With its passive managers in place from mid-January this year and the five active global equity and pan-European equity managers following soon after in early April, the NTMA had to set its sights on the daily monitoring of its managers and issues such as performance and risk analysis. The agency simultaneously brought in two external systems to look after the analysis.
The performance analysis firm, StatPro, picked up the mandate to provide the fund with its performance measurement system, while US consultant Wilshire won out on the brief for risk measurement.
Deborah Reidy explains how the fund will measure its managers going forward: “We will be calculating daily performance and risk numbers from the data provided by our global custodian ABN Amro Mellon.
“To this end we have already calculated performance on the funded managers through the end of April and May and will be examining these figures in depth on a monthly basis.”
The contracts laid down by the NTMA state that managers can be terminated for any reason at any time, but Reidy explains that the review process does not differ from that of any normal pension fund: “The way we look at it is that this is a long-term fund and has to have a long-term view.”
Should managers underperform, Reidy says the NTMA will look at aspects such as style bias against the benchmark and decide whether it is happy to sit with the performance over a period of time. However, on confidence issues such as staff departures, she notes that the agency would be more inclined to terminate a contract if circumstances were not sufficiently resolved.

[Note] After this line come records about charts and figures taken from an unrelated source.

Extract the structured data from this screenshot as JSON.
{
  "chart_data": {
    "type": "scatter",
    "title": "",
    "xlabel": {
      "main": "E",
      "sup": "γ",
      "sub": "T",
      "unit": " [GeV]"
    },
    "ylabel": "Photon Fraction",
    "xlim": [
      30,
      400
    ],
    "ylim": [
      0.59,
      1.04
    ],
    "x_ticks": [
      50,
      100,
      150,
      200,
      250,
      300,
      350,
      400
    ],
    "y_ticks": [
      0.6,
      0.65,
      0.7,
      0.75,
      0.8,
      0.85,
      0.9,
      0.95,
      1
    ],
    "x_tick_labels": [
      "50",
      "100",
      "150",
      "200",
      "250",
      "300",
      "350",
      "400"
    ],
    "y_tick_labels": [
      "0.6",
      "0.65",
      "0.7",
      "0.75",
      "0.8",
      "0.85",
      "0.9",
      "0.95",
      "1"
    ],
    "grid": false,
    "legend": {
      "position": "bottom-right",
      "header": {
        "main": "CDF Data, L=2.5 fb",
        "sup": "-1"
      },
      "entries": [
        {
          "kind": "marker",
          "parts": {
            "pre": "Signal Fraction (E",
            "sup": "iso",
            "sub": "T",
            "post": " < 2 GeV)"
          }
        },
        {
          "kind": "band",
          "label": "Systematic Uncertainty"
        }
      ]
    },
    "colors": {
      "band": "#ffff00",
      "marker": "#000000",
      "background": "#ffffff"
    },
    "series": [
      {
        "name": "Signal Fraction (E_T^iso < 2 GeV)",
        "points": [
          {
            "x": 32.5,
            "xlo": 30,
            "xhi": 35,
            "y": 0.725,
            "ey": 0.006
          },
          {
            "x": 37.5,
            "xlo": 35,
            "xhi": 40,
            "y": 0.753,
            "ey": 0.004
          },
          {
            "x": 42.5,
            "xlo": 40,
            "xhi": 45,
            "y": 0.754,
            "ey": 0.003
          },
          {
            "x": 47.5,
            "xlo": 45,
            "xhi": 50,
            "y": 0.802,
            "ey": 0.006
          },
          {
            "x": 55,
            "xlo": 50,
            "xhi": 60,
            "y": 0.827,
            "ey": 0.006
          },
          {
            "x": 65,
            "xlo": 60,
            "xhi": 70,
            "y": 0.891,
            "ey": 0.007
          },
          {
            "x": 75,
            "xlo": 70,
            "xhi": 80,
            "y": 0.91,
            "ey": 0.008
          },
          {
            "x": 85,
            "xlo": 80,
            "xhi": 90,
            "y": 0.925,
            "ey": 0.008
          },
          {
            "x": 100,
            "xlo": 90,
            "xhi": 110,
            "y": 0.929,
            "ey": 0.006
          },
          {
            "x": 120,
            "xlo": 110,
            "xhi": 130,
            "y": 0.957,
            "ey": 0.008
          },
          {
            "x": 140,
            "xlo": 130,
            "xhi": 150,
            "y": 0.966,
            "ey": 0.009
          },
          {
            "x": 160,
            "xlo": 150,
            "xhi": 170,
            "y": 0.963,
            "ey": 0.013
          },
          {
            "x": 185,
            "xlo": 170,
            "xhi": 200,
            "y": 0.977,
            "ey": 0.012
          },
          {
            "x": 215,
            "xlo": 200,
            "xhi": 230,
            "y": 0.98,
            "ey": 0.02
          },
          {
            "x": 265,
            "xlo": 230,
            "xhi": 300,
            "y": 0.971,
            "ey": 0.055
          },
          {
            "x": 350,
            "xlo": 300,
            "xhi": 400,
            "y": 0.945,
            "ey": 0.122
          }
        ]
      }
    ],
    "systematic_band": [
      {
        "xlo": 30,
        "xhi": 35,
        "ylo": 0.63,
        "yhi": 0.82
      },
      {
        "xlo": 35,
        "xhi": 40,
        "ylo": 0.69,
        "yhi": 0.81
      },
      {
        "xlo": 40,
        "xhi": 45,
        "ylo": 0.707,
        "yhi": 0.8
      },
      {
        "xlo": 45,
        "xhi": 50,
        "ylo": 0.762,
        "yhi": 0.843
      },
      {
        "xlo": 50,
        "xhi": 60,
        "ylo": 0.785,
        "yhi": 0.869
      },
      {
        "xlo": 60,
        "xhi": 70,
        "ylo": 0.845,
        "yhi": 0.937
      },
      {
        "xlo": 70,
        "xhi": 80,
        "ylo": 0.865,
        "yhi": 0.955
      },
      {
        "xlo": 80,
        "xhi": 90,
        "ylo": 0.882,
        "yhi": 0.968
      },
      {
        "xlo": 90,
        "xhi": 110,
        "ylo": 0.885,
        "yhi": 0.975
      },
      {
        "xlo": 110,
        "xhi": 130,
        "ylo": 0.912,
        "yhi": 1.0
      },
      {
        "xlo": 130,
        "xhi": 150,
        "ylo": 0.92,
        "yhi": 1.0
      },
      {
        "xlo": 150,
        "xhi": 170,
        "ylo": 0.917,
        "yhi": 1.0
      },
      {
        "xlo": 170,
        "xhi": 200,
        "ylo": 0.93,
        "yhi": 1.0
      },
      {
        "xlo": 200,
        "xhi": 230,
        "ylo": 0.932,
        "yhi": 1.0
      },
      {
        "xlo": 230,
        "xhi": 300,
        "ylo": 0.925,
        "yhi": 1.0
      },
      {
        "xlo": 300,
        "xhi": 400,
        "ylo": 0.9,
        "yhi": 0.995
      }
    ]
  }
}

As part of the ongoing manager evaluation process, houses have to present themselves twice a year to the NTMA in Dublin. They will also have to meet with the commission.
In addition, the NTMA has to carry out a further site visit to managers every 18 months to check it is still happy with arrangements.
However, there is still work to be done on investing the first tranche of assets, as Reidy points out: “We are still not fully invested and with markets going the way they are at the moment, I am not sure when the remaining transitions will be made.”
With the fund’s strong cash flow (annual contributions will be equivalent to 1% of Ireland’s GNP), Reidy explains that the commission is still looking at additional asset classes, able, as it is, to invest in the full gamut of investment vehicles to compliment its core investments.
“We wanted the first stage of the manager funding to be in easily fillable plain vanilla and government mandates. The idea then is to diversify at the edges. For this we commissioned our first strategy report to look at other asset classes.”
Consultant Mercer was asked to look at non-government bonds, emerging markets, small caps, private equity/venture capital, hedge funds and real estate.
At a meeting in May this year, the commissioners decided which of these asset classes would be taken forward first. “In the end they decided to look at three of them. As a result, we are now looking at non-government bonds, real estate and, to a lesser extent, small caps – although there is still something of a questionmark over small caps. This doesn’t mean that any decision has been taken not to invest in the other asset classes, though.”
Reidy explains that the NTMA now has to go back and take a look at the efficient investment frontier using these three asset classes and discuss which vehicles are available to invest in.
She gives one example as the discussion on whether real estate will be made through direct or indirect investment. “We are now at the drawing board and have to say what these mandates should look like and present them to the commission later this year.
“They may or may not ratify the proposals then. But if they do then we will know what we are shopping for in the market and will again place the mandates in the OJEC journal.”
With something approaching a sigh of relief, Reidy says the agency doesn’t expect as many expressions of interest in the more specialist asset classes as it received in the first round of appointments.
The smaller number of players, she says, also means that the NTMA may not use an electronic tender system this time round, although she notes that no decision has yet been taken.
In terms of additional services, the NTMA has also been given a mandate by the commissioners to appoint a commission recapture provider. The fund already runs a stock lending programme through its custodian.
“We are in the process at the moment of deciding whether or not this mandate will be subject to the EU or Irish tender directives, or whether it is considered as brokerage services, which would mean that it is not subject to either directive.
“As far as I am aware though there are basically only three providers in the market.”
Furthermore, the fund is also looking at best execution monitoring and has a mandate to select a best execution provider, which Reidy says it will be doing very soon.
“The commission has also asked us to keep it informed of how our cost overheads compare to other funds and we are at the moment looking to contract a firm to do that.”
The work goes on then, albeit with the lion’s share of one of the world’s largest investment tenders mostly under wraps.
Reidy ends by reflecting on what she considers to be some of the achievements of the NTMA RFP
“One thing that pleased me was to see that the recent Norges Bank electronic tender system was so similar to that which we had set up for this fund through IPE-Quest. The on-line system was one of the easiest parts of this whole project.”
Another highly satisfying point, she says, is the interest that has come from overseas, both in the principle of the fund itself and the work that has been carried out by the NTMA in such a short space of time.
“Representatives from various governments have been in to talk to us about the fund and get information on the background and set up, because this type of fund will be a very important model in the future.”